LEGAL COMMENT: Gatwick drones incident

Lawyers from national law firm Weightmans believe the UK needs more than new regulation to guarantee safety and security following the drone…

Lawyers from national law firm Weightmans have called for more than new regulation to guarantee safety and security following the drone incident at Gatwick airport on 20 December.

Britain's second busiest airport ground to a halt yesterday when drones were repeatedly flown overhead.

Over 120,000 passengers have been affected by delays and cancellations at Gatwick airport, with all flights grounded for 36 hours in an unprecedented event for the UK aviation industry.
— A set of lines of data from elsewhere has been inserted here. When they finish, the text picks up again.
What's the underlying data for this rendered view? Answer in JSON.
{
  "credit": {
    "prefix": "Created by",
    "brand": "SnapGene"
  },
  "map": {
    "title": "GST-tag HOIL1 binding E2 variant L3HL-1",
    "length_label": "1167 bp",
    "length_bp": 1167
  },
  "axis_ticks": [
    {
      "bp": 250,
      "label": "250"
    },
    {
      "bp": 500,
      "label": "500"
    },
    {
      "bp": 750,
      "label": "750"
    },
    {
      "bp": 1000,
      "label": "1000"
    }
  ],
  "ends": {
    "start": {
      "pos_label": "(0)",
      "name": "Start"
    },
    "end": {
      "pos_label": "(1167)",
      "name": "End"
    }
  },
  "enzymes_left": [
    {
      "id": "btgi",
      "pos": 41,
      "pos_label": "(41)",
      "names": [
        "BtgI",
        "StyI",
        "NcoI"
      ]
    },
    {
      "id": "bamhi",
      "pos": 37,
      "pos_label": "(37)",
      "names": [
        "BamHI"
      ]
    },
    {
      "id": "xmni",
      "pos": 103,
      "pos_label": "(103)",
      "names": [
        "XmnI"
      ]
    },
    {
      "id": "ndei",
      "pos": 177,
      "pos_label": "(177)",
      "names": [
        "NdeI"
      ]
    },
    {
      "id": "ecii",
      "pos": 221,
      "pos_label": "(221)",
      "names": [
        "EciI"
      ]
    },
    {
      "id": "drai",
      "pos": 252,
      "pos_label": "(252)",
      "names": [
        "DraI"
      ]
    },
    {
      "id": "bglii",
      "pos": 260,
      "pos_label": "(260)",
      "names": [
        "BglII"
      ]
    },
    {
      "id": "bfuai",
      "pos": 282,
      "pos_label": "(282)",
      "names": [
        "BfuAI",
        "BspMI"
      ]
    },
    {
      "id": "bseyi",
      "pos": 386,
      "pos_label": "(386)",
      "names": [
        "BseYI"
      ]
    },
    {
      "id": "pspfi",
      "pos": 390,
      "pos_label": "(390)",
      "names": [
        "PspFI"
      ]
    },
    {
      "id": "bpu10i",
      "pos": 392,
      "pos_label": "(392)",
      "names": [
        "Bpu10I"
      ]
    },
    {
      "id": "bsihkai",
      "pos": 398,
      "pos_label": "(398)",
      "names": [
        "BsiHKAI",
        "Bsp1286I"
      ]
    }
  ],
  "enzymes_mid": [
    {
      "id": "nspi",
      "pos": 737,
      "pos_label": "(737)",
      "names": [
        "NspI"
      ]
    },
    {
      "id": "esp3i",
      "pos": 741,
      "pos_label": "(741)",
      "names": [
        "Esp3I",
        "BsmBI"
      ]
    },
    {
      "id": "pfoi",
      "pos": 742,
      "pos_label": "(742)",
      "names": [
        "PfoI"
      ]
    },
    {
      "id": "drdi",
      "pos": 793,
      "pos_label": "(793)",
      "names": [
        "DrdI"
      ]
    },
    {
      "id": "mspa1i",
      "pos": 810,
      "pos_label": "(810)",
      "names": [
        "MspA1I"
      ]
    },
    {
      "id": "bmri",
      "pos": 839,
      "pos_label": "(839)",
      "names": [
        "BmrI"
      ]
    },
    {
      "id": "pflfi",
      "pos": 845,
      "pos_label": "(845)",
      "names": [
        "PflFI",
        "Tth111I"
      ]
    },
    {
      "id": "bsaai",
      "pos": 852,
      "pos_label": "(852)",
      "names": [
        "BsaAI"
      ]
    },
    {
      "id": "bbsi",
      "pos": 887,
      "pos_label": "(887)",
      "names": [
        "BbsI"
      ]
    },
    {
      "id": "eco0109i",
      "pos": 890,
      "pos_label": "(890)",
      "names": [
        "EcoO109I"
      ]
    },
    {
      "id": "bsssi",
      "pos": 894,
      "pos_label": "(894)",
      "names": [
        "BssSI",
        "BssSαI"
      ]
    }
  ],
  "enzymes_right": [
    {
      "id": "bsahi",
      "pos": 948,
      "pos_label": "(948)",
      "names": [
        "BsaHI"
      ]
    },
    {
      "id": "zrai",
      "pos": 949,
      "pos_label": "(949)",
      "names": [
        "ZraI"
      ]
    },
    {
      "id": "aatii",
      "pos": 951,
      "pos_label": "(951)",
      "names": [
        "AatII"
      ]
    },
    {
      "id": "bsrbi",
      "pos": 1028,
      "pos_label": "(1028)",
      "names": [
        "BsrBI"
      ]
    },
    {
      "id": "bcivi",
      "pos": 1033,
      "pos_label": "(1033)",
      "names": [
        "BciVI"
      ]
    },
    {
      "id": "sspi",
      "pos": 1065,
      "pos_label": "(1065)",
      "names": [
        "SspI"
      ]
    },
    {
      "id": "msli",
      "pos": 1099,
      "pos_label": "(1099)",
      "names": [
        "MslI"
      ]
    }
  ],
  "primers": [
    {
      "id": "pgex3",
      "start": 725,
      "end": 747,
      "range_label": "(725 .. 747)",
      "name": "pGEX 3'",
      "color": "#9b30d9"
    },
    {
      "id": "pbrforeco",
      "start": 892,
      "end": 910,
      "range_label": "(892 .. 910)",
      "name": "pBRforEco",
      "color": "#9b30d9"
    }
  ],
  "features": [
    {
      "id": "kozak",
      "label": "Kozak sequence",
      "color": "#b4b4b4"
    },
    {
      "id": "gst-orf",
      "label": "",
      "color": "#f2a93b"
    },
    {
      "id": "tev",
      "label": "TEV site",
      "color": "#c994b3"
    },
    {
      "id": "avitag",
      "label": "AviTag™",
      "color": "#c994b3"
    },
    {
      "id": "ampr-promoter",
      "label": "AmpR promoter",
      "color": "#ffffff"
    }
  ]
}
Weightmans Partners Andrew Krausz and Peter Forshaw commented:

“The Gatwick incident yet again underlines the safety and security challenges posed by drones and has left thousands of people facing delayed or cancelled flights. The extension of the Air Navigation Order in July 2018 to restrict the operation of even the smallest drones near aerodromes like Gatwick has seemingly had no effect here to prevent the apparent breach of the Regulations.

“Many passengers will be seeking compensation for the disruption to their travel plans. On this occasion, events are likely to have arisen as a result of ‘extraordinary circumstances’, which is a defence for airlines against EC Regulation 261/2004 compensation payments – but as drones become more commonplace, it is imperative that airports look to develop and implement counter-drone technology. While techniques will no doubt differ, the concept is not unlike bird-scarring processes that are well understood and widely deployed at airports.

"It is clear that the current restrictions on drone use are unlikely to stop these incidents, or the consequential disruption and safety concerns, in the future. They will only be effective if combined with improved technological development, which will enable the authorities to quickly track, identify and disable such drones entering restricted airspace.

"Without this investment, perhaps supported by Government, there may come a time when airlines cannot argue ‘extraordinary circumstances’ as a defence to EC Regulation 261 compensation payments and airports could face other potential liabilities. Regulation on its own doesn’t work to guarantee safety and security, or limit related claims.”